La última gran exposición que se le dedicó a Guido Reni tuvo lugar en 1988 y se presentó primero en la Pinacoteca y el Museo Arqueológico de Bolonia, ciudad natal del artista, y después en varios centros de Estados Unidos, despertando una enorme expectación. No siempre ha sido así: este artista fue reverenciado en vida, pero cayó en una suerte de ostracismo crítico en el siglo XIX del que solo se recuperó bien entrado el XX, como ha recordado hoy Miguel Falomir al rememorar que Hipómenes y Atalanta, una de sus obras en la colección del Prado recientemente restaurada, fue enviada en depósito a Granada por considerarse menor, no regresando a Madrid hasta 1964.

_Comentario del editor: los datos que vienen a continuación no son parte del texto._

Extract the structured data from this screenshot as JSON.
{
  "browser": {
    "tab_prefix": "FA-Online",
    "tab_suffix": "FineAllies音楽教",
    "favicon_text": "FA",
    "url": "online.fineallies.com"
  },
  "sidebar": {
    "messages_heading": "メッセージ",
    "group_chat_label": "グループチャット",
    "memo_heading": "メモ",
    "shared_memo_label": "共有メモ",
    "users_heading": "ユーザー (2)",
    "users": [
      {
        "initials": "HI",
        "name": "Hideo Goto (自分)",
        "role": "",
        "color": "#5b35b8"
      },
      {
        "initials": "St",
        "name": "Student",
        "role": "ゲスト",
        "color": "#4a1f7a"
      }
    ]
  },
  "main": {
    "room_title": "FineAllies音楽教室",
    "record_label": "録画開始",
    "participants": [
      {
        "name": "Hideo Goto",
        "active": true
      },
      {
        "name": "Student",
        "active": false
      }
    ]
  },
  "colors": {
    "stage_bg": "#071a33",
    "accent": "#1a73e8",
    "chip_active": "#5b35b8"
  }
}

La exhibición que hoy ha abierto sus puertas en el Museo madrileño, organizada junto al Städel Museum alemán y comisariada por David García Cueto, jefe del Departamento de Pintura Italiana y Francesa hasta 1800 de la pinacoteca, cuenta con una decena más de piezas que las que se reunieron en aquella muestra hace treinta y cinco años (un centenar) y hace hincapié, además de en su trabajo fundamental con el cuerpo humano a la hora de plasmar, a través de él, ideales de belleza física y también espiritual, en su inserción en el universo estético del barroco europeo, del que se nutrió y al que realizó aportaciones relevantes que alcanzaron difusión a través de las copias, sin ir más lejos decisivamente en España.

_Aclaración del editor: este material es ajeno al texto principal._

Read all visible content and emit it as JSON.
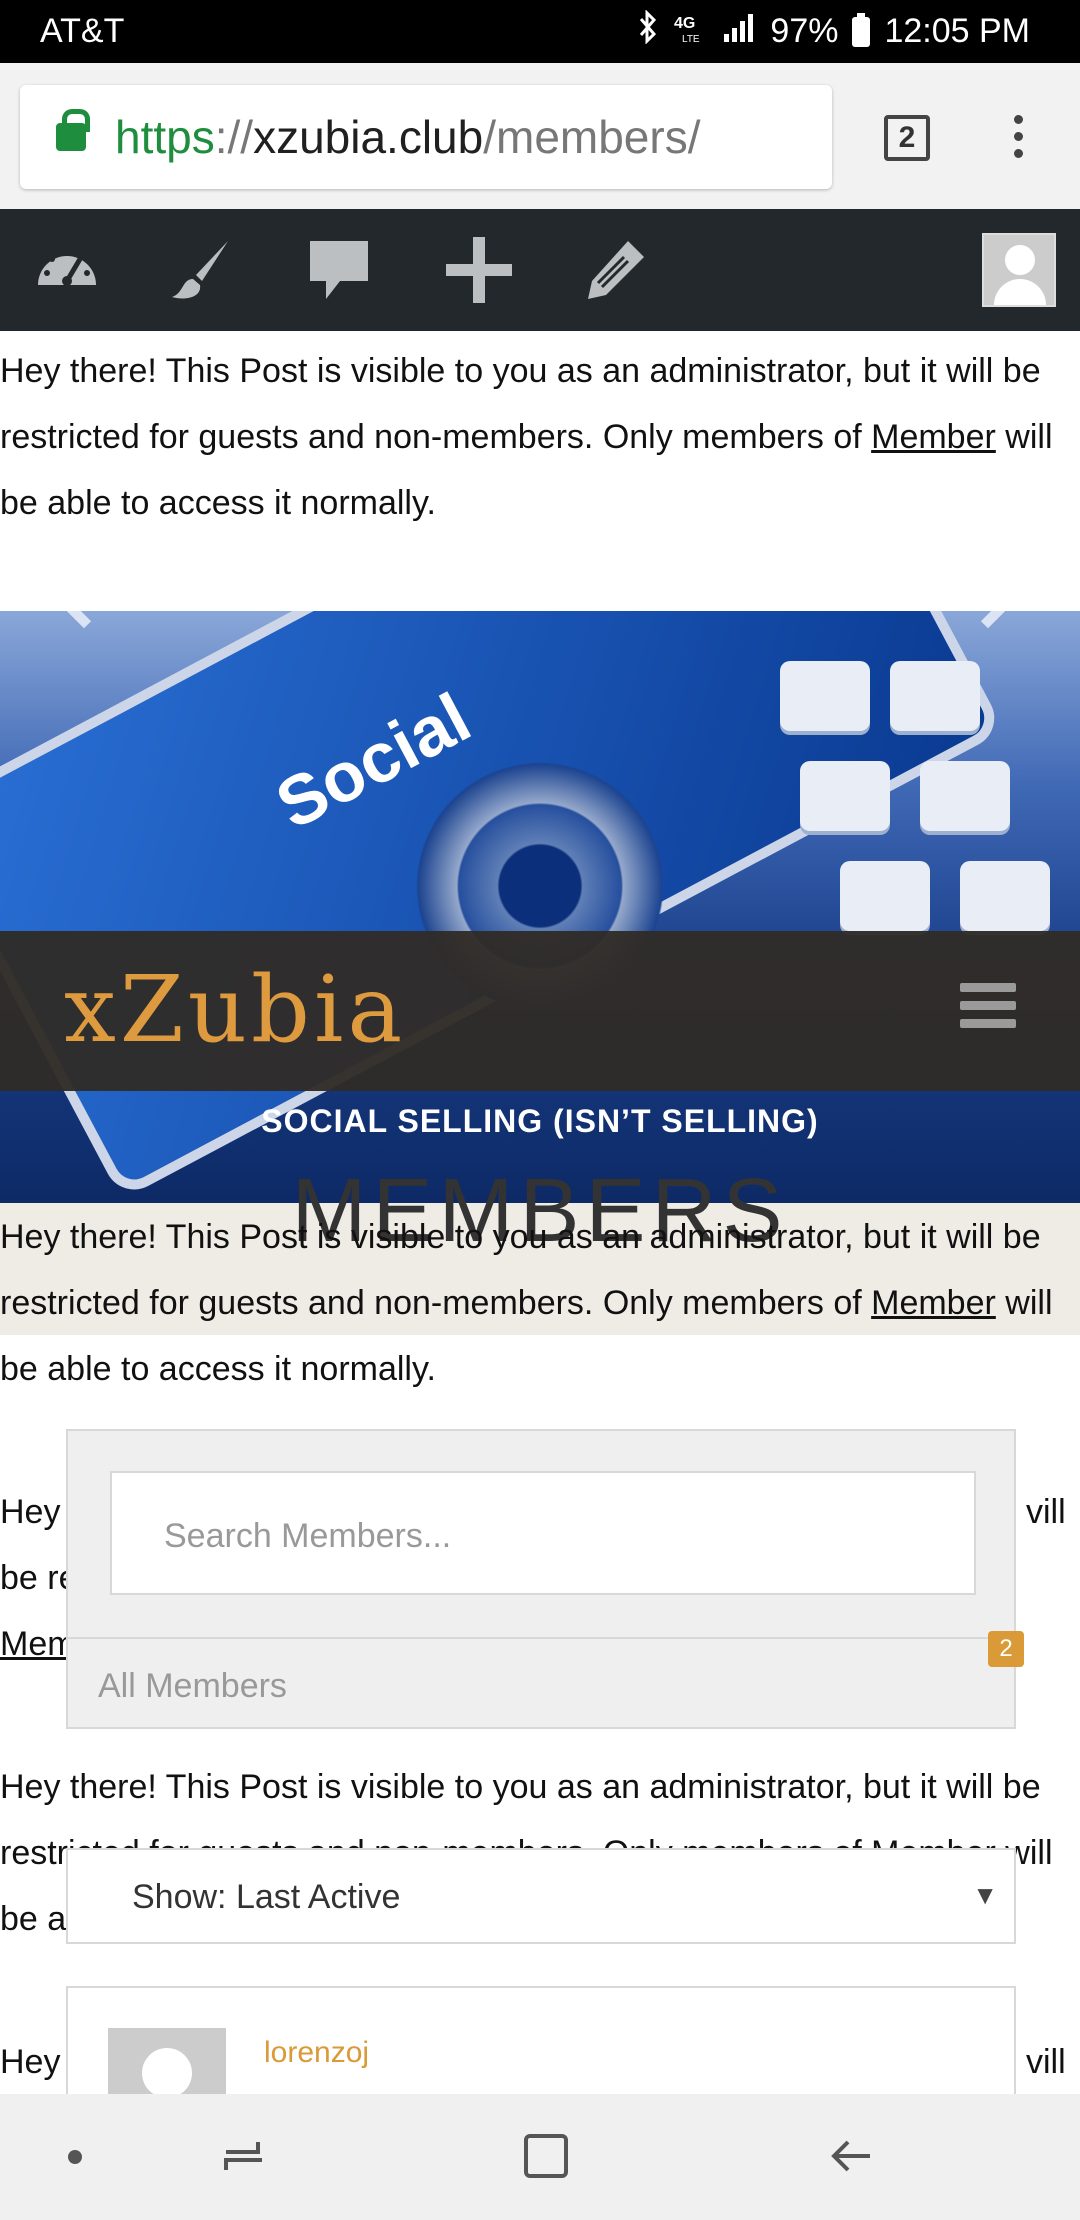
{
  "status_bar": {
    "carrier": "AT&T",
    "network": "4G LTE",
    "battery": "97%",
    "time": "12:05 PM"
  },
  "browser": {
    "url_scheme": "https",
    "url_separator": "://",
    "url_host": "xzubia.club",
    "url_path": "/members/",
    "tab_count": "2"
  },
  "admin_bar": {
    "icons": [
      "dashboard-icon",
      "customize-icon",
      "comments-icon",
      "new-content-icon",
      "edit-icon",
      "user-avatar"
    ]
  },
  "notice": {
    "text_before": "Hey there! This Post is visible to you as an administrator, but it will be restricted for guests and non-members. Only members of",
    "link": "Member",
    "text_after": "will be able to access it normally."
  },
  "notice_partial": {
    "line1_start": "Hey",
    "line1_end": "vill",
    "line2_start": "be re",
    "line3_start": "Mem"
  },
  "hero": {
    "image_word": "Social",
    "site_title": "xZubia",
    "tagline": "SOCIAL SELLING (ISN’T SELLING)"
  },
  "page_title": "MEMBERS",
  "members": {
    "search_placeholder": "Search Members...",
    "tab_label": "All Members",
    "tab_count": "2",
    "order_select": "Show: Last Active",
    "first_member": "lorenzoj"
  },
  "colors": {
    "accent": "#dd9a3e",
    "admin_bar": "#23282d",
    "secure_green": "#1e8e3e"
  }
}
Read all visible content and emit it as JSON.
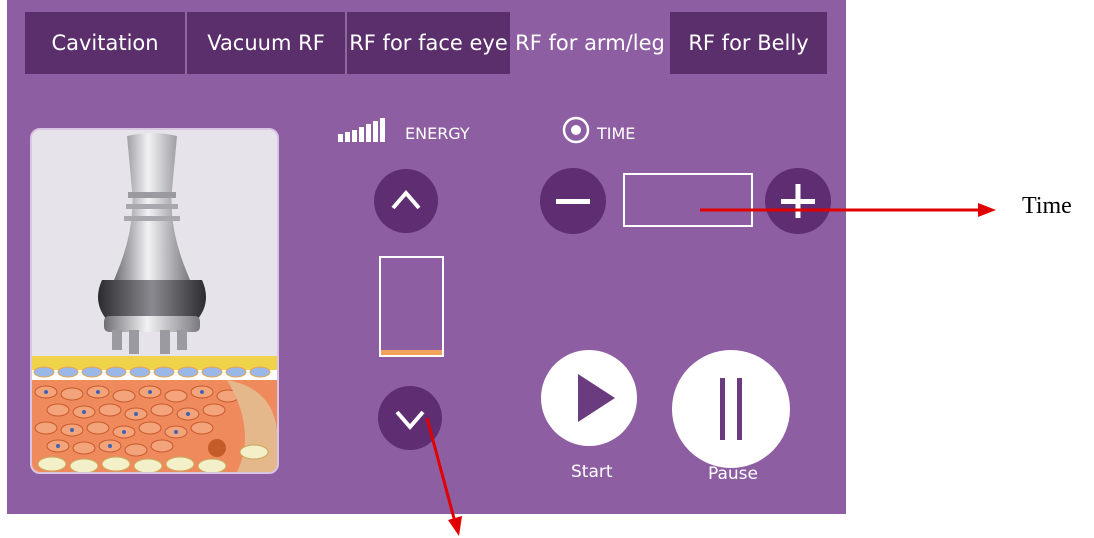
{
  "tabs": [
    {
      "label": "Cavitation",
      "active": false
    },
    {
      "label": "Vacuum RF",
      "active": false
    },
    {
      "label": "RF for face eye",
      "active": false
    },
    {
      "label": "RF for arm/leg",
      "active": true
    },
    {
      "label": "RF for Belly",
      "active": false
    }
  ],
  "energy": {
    "label": "ENERGY",
    "level_fraction": 0.05
  },
  "time": {
    "label": "TIME",
    "value": ""
  },
  "controls": {
    "start_label": "Start",
    "pause_label": "Pause"
  },
  "annotations": {
    "time_callout": "Time"
  },
  "colors": {
    "background": "#8e5ea2",
    "tab_bar": "#5a2f6b",
    "button_dark": "#5e2d72",
    "energy_fill": "#f2a25a",
    "annotation_arrow": "#e00000"
  }
}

En las salas A y B del Prado podemos contemplar pinturas y dibujos (en su mayoría de Reni, pero también pertenecientes a autores contemporáneos) y once esculturas: como otros artistas renacentistas y barrocos, trabajó en su aprendizaje a partir de ellas y además sus composiciones inspiraron a escultores de generaciones más jóvenes. Once secciones articulan el recorrido, entrelazándose en ellas cuatro líneas argumentales, como ha explicado García Cueto: el recorrido biográfico, los desarrollos temáticos en torno a la belleza del cuerpo, el mencionado diálogo con la escultura y, por último, el coleccionismo y la influencia del italiano en nuestro país durante el Siglo de Oro.

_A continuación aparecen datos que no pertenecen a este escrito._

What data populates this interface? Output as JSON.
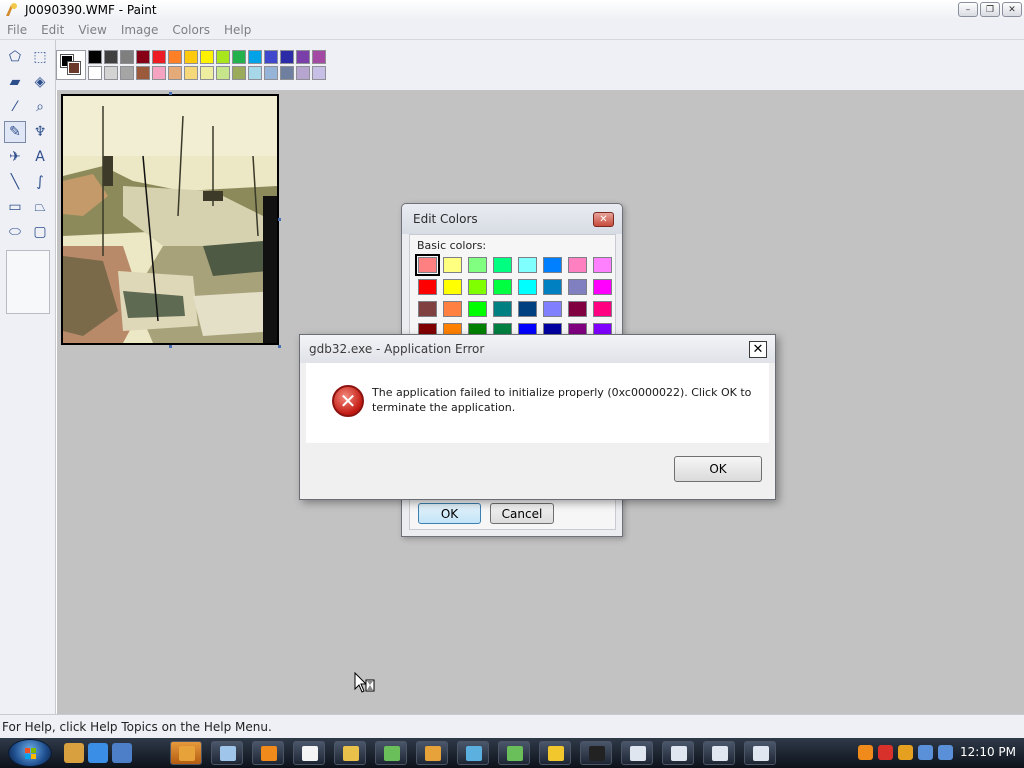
{
  "window": {
    "title": "J0090390.WMF - Paint",
    "buttons": {
      "minimize": "–",
      "maximize": "❐",
      "close": "✕"
    }
  },
  "menu": [
    "File",
    "Edit",
    "View",
    "Image",
    "Colors",
    "Help"
  ],
  "palette": {
    "foreground": "#000000",
    "background": "#6b3a2a",
    "row1": [
      "#000000",
      "#404040",
      "#7f7f7f",
      "#880015",
      "#ed1c24",
      "#ff7f27",
      "#ffc90e",
      "#fff200",
      "#a8e61d",
      "#22b14c",
      "#00a2e8",
      "#3f48cc",
      "#2b2ba8",
      "#7a3fa8",
      "#a349a4"
    ],
    "row2": [
      "#ffffff",
      "#d3d3d3",
      "#a5a5a5",
      "#9c5a3c",
      "#f5a3c0",
      "#e5aa7a",
      "#f5d87a",
      "#eeeea0",
      "#c7e58a",
      "#9aac5c",
      "#a6d8ea",
      "#96b4d8",
      "#6f7fa0",
      "#b6a6cf",
      "#c8bfe7"
    ]
  },
  "tools": [
    {
      "name": "free-form-select-icon",
      "glyph": "⬠"
    },
    {
      "name": "select-icon",
      "glyph": "⬚"
    },
    {
      "name": "eraser-icon",
      "glyph": "▰"
    },
    {
      "name": "fill-icon",
      "glyph": "◈"
    },
    {
      "name": "pick-color-icon",
      "glyph": "⁄"
    },
    {
      "name": "magnifier-icon",
      "glyph": "⌕"
    },
    {
      "name": "pencil-icon",
      "glyph": "✎"
    },
    {
      "name": "brush-icon",
      "glyph": "♆"
    },
    {
      "name": "airbrush-icon",
      "glyph": "✈"
    },
    {
      "name": "text-icon",
      "glyph": "A"
    },
    {
      "name": "line-icon",
      "glyph": "╲"
    },
    {
      "name": "curve-icon",
      "glyph": "∫"
    },
    {
      "name": "rectangle-icon",
      "glyph": "▭"
    },
    {
      "name": "polygon-icon",
      "glyph": "⏢"
    },
    {
      "name": "ellipse-icon",
      "glyph": "⬭"
    },
    {
      "name": "rounded-rectangle-icon",
      "glyph": "▢"
    }
  ],
  "edit_colors": {
    "title": "Edit Colors",
    "close_label": "✕",
    "basic_colors_label": "Basic colors:",
    "basic_colors": [
      "#ff8080",
      "#ffff80",
      "#80ff80",
      "#00ff80",
      "#80ffff",
      "#0080ff",
      "#ff80c0",
      "#ff80ff",
      "#ff0000",
      "#ffff00",
      "#80ff00",
      "#00ff40",
      "#00ffff",
      "#0080c0",
      "#8080c0",
      "#ff00ff",
      "#804040",
      "#ff8040",
      "#00ff00",
      "#008080",
      "#004080",
      "#8080ff",
      "#800040",
      "#ff0080",
      "#800000",
      "#ff8000",
      "#008000",
      "#008040",
      "#0000ff",
      "#0000a0",
      "#800080",
      "#8000ff"
    ],
    "ok_label": "OK",
    "cancel_label": "Cancel"
  },
  "app_error": {
    "title": "gdb32.exe - Application Error",
    "close_label": "✕",
    "message": "The application failed to initialize properly (0xc0000022). Click OK to terminate the application.",
    "ok_label": "OK"
  },
  "status": {
    "help_text": "For Help, click Help Topics on the Help Menu."
  },
  "taskbar": {
    "clock": "12:10 PM",
    "quicklaunch": [
      "#d9a040",
      "#3a8ee6",
      "#4c7fc7"
    ],
    "buttons": [
      "#e8a23a",
      "#9fc6ea",
      "#f08a1a",
      "#f5f5f5",
      "#e8c04a",
      "#6bbf5a",
      "#e8a23a",
      "#5cb0e0",
      "#6bbf5a",
      "#f2c72d",
      "#222222",
      "#dfe6ef",
      "#dfe6ef",
      "#dfe6ef",
      "#dfe6ef"
    ],
    "tray": [
      "#f08a1a",
      "#d8302a",
      "#e6a020",
      "#5a90d8",
      "#5a90d8"
    ]
  }
}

Se inicia la exposición de la mano de un autorretrato juvenil y de una preciosa obra alegórica que da cuenta de su concepción de la pintura: se trata de La unión del Dibujo y el Color, llegada del Louvre, en el que el primero, encarnado en un varón, rodea por los hombros a la mujer que simboliza la paleta cromática, aunque concedió más atenciones al primero. También recordando que la Bolonia en la que nació el pintor en 1575 pertenecía a los Estados Pontificios y era entonces uno de los mayores centros culturales europeos: se desplegaba allí una pintura ligada al espíritu de la Contrarreforma que, de la mano de los Carracci, avanzaba en la superación del manierismo, dando pasos en el estudio del natural y conjugando la belleza y novedad con la transmisión de la fe. Veronés, Rafael, Tiziano y Correggio eran figuras de referencia y fue iniciándose en esta ciudad desde donde la maestría del artista en la representación de lo divino pudo proyectar su prestigio sobre Roma y Europa.
Aprendería de Denys Calvaert (del que el Prado posee un estupendo Abraham y los tres ángeles, en la exposición): se trataba de un maestro flamenco asentado en Italia que cultivaba un manierismo tardío con ecos nórdicos; junto a él, Reni consolidó un dibujo limpio y un cromatismo sensual y comenzó a introducir en el mercado pequeños óleos sobre cobre. Deseoso de abrirse caminos y fortuna, sin embargo, se acercó a los Carracci, quienes habían estrenado tiempo antes una academia de formación teórica y práctica, la Accademia degli Incamminati, en la que, además de aprender grabado y modelado en terracota, elaboró sus primeras piezas autónomas, algunas atendiendo a encargos oficiales.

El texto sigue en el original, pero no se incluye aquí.